New York, NY – 32BJ SEIU janitors, doormen and security officers took a knee along 6th Avenue today to commemorate the 30th anniversary of the Justice for Janitors movement. (Watch Video below)

The commemoration coincides with a week’s worth of action organized by the Movement for Black Lives, which has stipulated a series of demands, which the national union has endorsed.

On June 15, 1990 mostly Latinx janitors were peacefully protesting for the right to form a union in Los Angeles in response to low wages and minimal healthcare coverage.

As they were marching through the chic neighborhood of Century City the Los Angeles police brutally attacked them, beating essential janitors with clubs, causing dozens to be sent to the hospital. 

The confrontation was so violent that the national union, Service Employees International Union [SEIU], filed a lawsuit against the city and its former police chief seeking compensatory damages for the more than 60 janitors that required medical attention. 

Ultimately, the Los Angeles City Council agreed three years after the confrontation, to pay $2.35 million to the union.

Fast forward 30 years, today’s essential workers with 32BJ, including the recently organized airport workers, have made important economic gains, but the death of George Floyd clearly demonstrates that racial inequities still persist. 

32BJ’s President, Kyle Bragg, spoke into a bullhorn at the corner of 49th Street and 6th Avenue in front of his members to explain the significance of the Justice for Janitors movement.

“Those Latinx workers, the movement that they were a part of, inspired a nation and helped janitors, cleaners, security officers and airport workers all across this country, to come together to organize and demand economic justice for all workers,” said Bragg.

He then noted the important role that essential workers are playing today in one of the most unprecedented times in the city’s history. 

“Here we are 30 years later where essential workers have been providing services to the public.

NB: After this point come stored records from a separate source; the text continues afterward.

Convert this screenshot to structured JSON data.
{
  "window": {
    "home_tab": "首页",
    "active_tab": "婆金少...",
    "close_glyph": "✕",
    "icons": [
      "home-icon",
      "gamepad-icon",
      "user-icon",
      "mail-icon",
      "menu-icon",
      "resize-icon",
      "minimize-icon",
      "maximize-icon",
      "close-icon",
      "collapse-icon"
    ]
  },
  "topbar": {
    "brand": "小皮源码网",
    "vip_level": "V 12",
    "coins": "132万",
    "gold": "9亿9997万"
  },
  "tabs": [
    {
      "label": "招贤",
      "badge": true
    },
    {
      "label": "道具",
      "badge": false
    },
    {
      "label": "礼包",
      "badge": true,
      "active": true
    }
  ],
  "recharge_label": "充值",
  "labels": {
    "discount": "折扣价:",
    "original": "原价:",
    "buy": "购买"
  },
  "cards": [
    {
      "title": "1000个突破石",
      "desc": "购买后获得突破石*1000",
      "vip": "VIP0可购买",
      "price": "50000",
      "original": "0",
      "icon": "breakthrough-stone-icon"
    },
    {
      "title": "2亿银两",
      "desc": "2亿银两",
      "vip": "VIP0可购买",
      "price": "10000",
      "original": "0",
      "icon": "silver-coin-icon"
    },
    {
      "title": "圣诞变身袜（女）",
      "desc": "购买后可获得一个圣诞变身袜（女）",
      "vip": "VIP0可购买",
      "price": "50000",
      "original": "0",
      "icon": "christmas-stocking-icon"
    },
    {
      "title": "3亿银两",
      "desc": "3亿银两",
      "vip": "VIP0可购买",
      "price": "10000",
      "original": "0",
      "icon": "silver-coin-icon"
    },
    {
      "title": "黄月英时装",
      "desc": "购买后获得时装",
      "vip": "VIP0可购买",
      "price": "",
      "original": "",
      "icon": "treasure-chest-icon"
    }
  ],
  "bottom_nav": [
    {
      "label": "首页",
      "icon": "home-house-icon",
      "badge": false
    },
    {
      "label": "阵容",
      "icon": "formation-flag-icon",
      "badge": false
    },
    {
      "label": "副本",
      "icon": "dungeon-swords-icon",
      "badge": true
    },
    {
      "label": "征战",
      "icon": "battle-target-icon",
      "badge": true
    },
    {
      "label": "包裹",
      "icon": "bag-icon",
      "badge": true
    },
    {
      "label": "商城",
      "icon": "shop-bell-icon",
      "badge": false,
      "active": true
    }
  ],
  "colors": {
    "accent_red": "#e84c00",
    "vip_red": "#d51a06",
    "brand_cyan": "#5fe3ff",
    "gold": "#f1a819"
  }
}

Our members, cleaning these buildings, cleaning schools, health care workers providing valuable services…….many other essential workers providing the types of services that we could not get through this pandemic without.”

Bragg was followed by New York City Comptroller Scott Stringer, who echoed Bragg’s comments on the vital role of essential workers, many of them 32BJ members, who sometimes face inadvertent interactions with the police. 

“And the reason we’re here today is to tell the world a story that some people don’t want to talk about, and that is to recognize the people on the front lines who went into the fight with Covid.

“These are the heroes of our city, of our country…and those essential workers are the workers who, when they get on the train on their way home, they’re the ones who are stopped by the police and said ‘can we have a conversation.’ That has to change because Black lives matter and that’s the history of 32BJ,” said Stringer.

Maxwell Smalls is a security officer for the past 12 years. He said that he worries about getting sick when he has to go to work everyday, and that it literally takes every ounce in his body to stay positive and keep sane. 

“As essential workers, we put our lives on the line each and every day to serve and protect our families, our clients, our communities and our country. There’s so many people that are dying from Covid-19, so we say enough, enough with disregarding Black lives, we demand respect for Black lives and justice for all essential workers,” said Smalls.